Backfilling

Triggering backfill

Triggering backfill creates a distributed job to run the UDF and populate the column values in your LanceDB table. The Geneva framework simplifies several aspects of distributed execution.

Checkpoints: Each batch of UDF execution is checkpointed so that partial results are not lost in case of job failures. Jobs can resume and avoid most of the expense of having to recalculate values.

Filtered Backfills

Geneva allows you to specify filters on the backfill operation. This lets you to apply backfills to a specified subset of the table's rows.

    # only backfill video content whose filenames start with 'a'
    tbl.backfill("content", where="starts_with(filename, 'a')")
    # only backfill embeddings of only those videos with content
    tbl.backfill("embedding", where="content is not null")

Geneva also allows you to incrementally add more rows or have jobs that just update rows that were previously skipped.

If new rows are added, we can run the same command and the new rows that meet the criteria will be updated.
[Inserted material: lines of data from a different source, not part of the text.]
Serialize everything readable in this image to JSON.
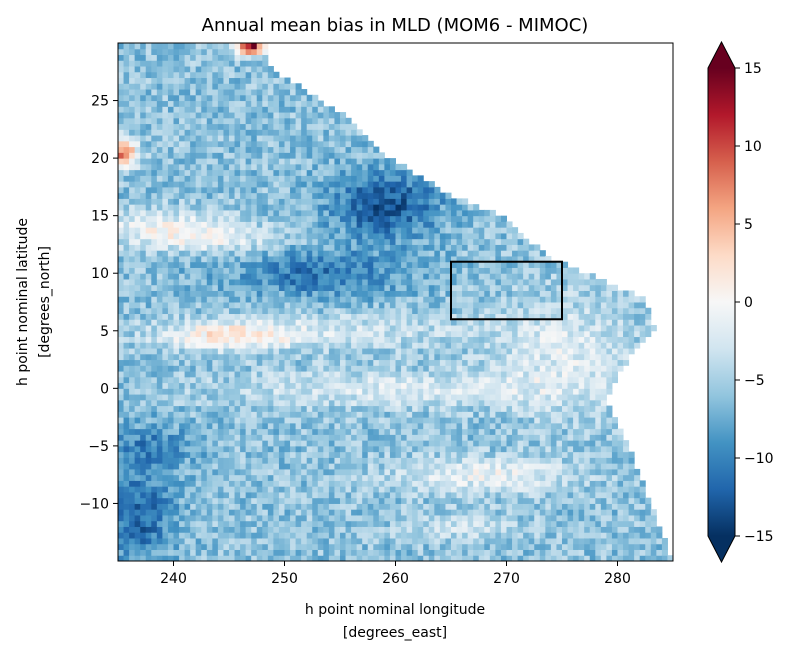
{
  "chart_data": {
    "type": "heatmap",
    "title": "Annual mean bias in MLD (MOM6 - MIMOC)",
    "xlabel": [
      "h point nominal longitude",
      "[degrees_east]"
    ],
    "ylabel": [
      "h point nominal latitude",
      "[degrees_north]"
    ],
    "xlim": [
      235,
      285
    ],
    "ylim": [
      -15,
      30
    ],
    "xticks": [
      240,
      250,
      260,
      270,
      280
    ],
    "xtick_labels": [
      "240",
      "250",
      "260",
      "270",
      "280"
    ],
    "yticks": [
      -10,
      -5,
      0,
      5,
      10,
      15,
      20,
      25
    ],
    "ytick_labels": [
      "−10",
      "−5",
      "0",
      "5",
      "10",
      "15",
      "20",
      "25"
    ],
    "colorbar": {
      "colormap": "RdBu_r",
      "vmin": -15,
      "vmax": 15,
      "extend": "both",
      "ticks": [
        -15,
        -10,
        -5,
        0,
        5,
        10,
        15
      ],
      "tick_labels": [
        "−15",
        "−10",
        "−5",
        "0",
        "5",
        "10",
        "15"
      ],
      "colors": [
        "#053061",
        "#2166ac",
        "#4393c3",
        "#92c5de",
        "#d1e5f0",
        "#f7f7f7",
        "#fddbc7",
        "#f4a582",
        "#d6604d",
        "#b2182b",
        "#67001f"
      ]
    },
    "highlight_box": {
      "lon": [
        265,
        275
      ],
      "lat": [
        6,
        11
      ],
      "color": "#000000"
    },
    "land_color": "#ffffff"
  }
}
    # only backfill video content whose filenames start with 'a'
    tbl.backfill("content", where="starts_with(filename, 'a')")
    # only backfill embeddings of only those videos with content
    tbl.backfill("embedding", where="content is not null")

Or, you can use filters to add in or overwrite content in rows previously backfilled.
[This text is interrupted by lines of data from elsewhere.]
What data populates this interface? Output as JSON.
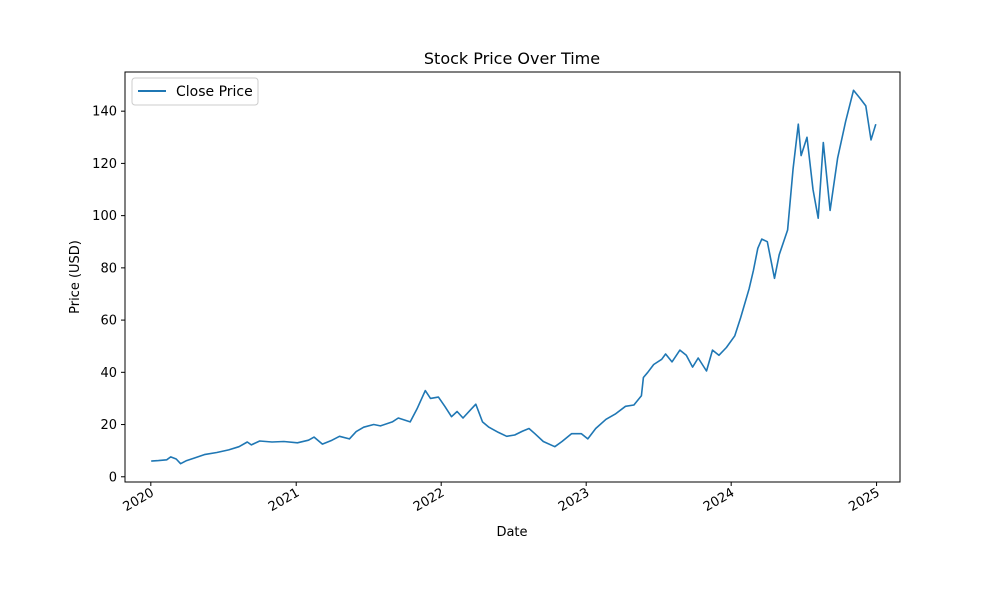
{
  "chart_data": {
    "type": "line",
    "title": "Stock Price Over Time",
    "xlabel": "Date",
    "ylabel": "Price (USD)",
    "xlim": [
      "2019-10-28",
      "2025-03-01"
    ],
    "ylim": [
      -2,
      155
    ],
    "x_ticks": [
      {
        "label": "2020",
        "date": "2020-01-01"
      },
      {
        "label": "2021",
        "date": "2021-01-01"
      },
      {
        "label": "2022",
        "date": "2022-01-01"
      },
      {
        "label": "2023",
        "date": "2023-01-01"
      },
      {
        "label": "2024",
        "date": "2024-01-01"
      },
      {
        "label": "2025",
        "date": "2025-01-01"
      }
    ],
    "y_ticks": [
      0,
      20,
      40,
      60,
      80,
      100,
      120,
      140
    ],
    "grid": false,
    "legend": {
      "position": "top-left",
      "entries": [
        "Close Price"
      ]
    },
    "colors": {
      "series": "#1f77b4"
    },
    "series": [
      {
        "name": "Close Price",
        "points": [
          [
            "2020-01-02",
            6.0
          ],
          [
            "2020-01-20",
            6.2
          ],
          [
            "2020-02-10",
            6.5
          ],
          [
            "2020-02-20",
            7.6
          ],
          [
            "2020-03-05",
            6.8
          ],
          [
            "2020-03-16",
            5.0
          ],
          [
            "2020-03-31",
            6.2
          ],
          [
            "2020-04-20",
            7.2
          ],
          [
            "2020-05-15",
            8.5
          ],
          [
            "2020-06-15",
            9.3
          ],
          [
            "2020-07-15",
            10.3
          ],
          [
            "2020-08-10",
            11.5
          ],
          [
            "2020-08-31",
            13.3
          ],
          [
            "2020-09-10",
            12.2
          ],
          [
            "2020-10-01",
            13.7
          ],
          [
            "2020-11-01",
            13.3
          ],
          [
            "2020-12-01",
            13.5
          ],
          [
            "2021-01-04",
            13.0
          ],
          [
            "2021-02-01",
            14.0
          ],
          [
            "2021-02-15",
            15.2
          ],
          [
            "2021-03-08",
            12.5
          ],
          [
            "2021-04-01",
            14.0
          ],
          [
            "2021-04-20",
            15.5
          ],
          [
            "2021-05-15",
            14.5
          ],
          [
            "2021-06-01",
            17.3
          ],
          [
            "2021-06-20",
            19.0
          ],
          [
            "2021-07-15",
            20.0
          ],
          [
            "2021-08-01",
            19.5
          ],
          [
            "2021-08-31",
            21.0
          ],
          [
            "2021-09-15",
            22.5
          ],
          [
            "2021-10-15",
            21.0
          ],
          [
            "2021-11-01",
            26.0
          ],
          [
            "2021-11-22",
            33.0
          ],
          [
            "2021-12-05",
            30.0
          ],
          [
            "2021-12-25",
            30.5
          ],
          [
            "2022-01-10",
            27.0
          ],
          [
            "2022-01-27",
            23.0
          ],
          [
            "2022-02-10",
            25.0
          ],
          [
            "2022-02-25",
            22.5
          ],
          [
            "2022-03-15",
            25.5
          ],
          [
            "2022-03-29",
            27.8
          ],
          [
            "2022-04-15",
            21.0
          ],
          [
            "2022-05-01",
            19.0
          ],
          [
            "2022-05-25",
            17.0
          ],
          [
            "2022-06-15",
            15.5
          ],
          [
            "2022-07-05",
            16.0
          ],
          [
            "2022-07-25",
            17.5
          ],
          [
            "2022-08-10",
            18.5
          ],
          [
            "2022-08-25",
            16.5
          ],
          [
            "2022-09-15",
            13.5
          ],
          [
            "2022-10-14",
            11.5
          ],
          [
            "2022-11-01",
            13.5
          ],
          [
            "2022-11-25",
            16.5
          ],
          [
            "2022-12-20",
            16.5
          ],
          [
            "2023-01-05",
            14.5
          ],
          [
            "2023-01-25",
            18.5
          ],
          [
            "2023-02-20",
            22.0
          ],
          [
            "2023-03-15",
            24.0
          ],
          [
            "2023-04-10",
            27.0
          ],
          [
            "2023-05-01",
            27.5
          ],
          [
            "2023-05-20",
            31.0
          ],
          [
            "2023-05-25",
            38.0
          ],
          [
            "2023-06-05",
            40.0
          ],
          [
            "2023-06-20",
            43.0
          ],
          [
            "2023-07-10",
            45.0
          ],
          [
            "2023-07-20",
            47.0
          ],
          [
            "2023-08-05",
            44.0
          ],
          [
            "2023-08-25",
            48.5
          ],
          [
            "2023-09-10",
            46.5
          ],
          [
            "2023-09-26",
            42.0
          ],
          [
            "2023-10-10",
            45.5
          ],
          [
            "2023-10-31",
            40.5
          ],
          [
            "2023-11-15",
            48.5
          ],
          [
            "2023-12-01",
            46.5
          ],
          [
            "2023-12-20",
            49.5
          ],
          [
            "2024-01-10",
            54.0
          ],
          [
            "2024-01-25",
            61.0
          ],
          [
            "2024-02-15",
            72.0
          ],
          [
            "2024-02-26",
            79.0
          ],
          [
            "2024-03-08",
            87.5
          ],
          [
            "2024-03-18",
            91.0
          ],
          [
            "2024-04-01",
            90.0
          ],
          [
            "2024-04-19",
            76.0
          ],
          [
            "2024-05-01",
            85.0
          ],
          [
            "2024-05-22",
            94.5
          ],
          [
            "2024-06-05",
            118.0
          ],
          [
            "2024-06-18",
            135.0
          ],
          [
            "2024-06-25",
            123.0
          ],
          [
            "2024-07-10",
            130.0
          ],
          [
            "2024-07-25",
            110.0
          ],
          [
            "2024-08-07",
            99.0
          ],
          [
            "2024-08-20",
            128.0
          ],
          [
            "2024-09-06",
            102.0
          ],
          [
            "2024-09-25",
            122.0
          ],
          [
            "2024-10-15",
            136.0
          ],
          [
            "2024-11-04",
            148.0
          ],
          [
            "2024-11-20",
            145.0
          ],
          [
            "2024-12-05",
            142.0
          ],
          [
            "2024-12-18",
            129.0
          ],
          [
            "2024-12-30",
            135.0
          ]
        ]
      }
    ]
  }
}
    # only backfill video content whose filenames start with 'a' or 'b' but only if content not pulled previously
    tbl.backfill("content", where="(starts_with(filename, 'a') or starts_with(filename, 'b')) and content is null")
    # only backfill embeddings of only those videos with content and no prevoius embeddings
    tbl.backfill("embedding", where="content is not null and embeddding is not null")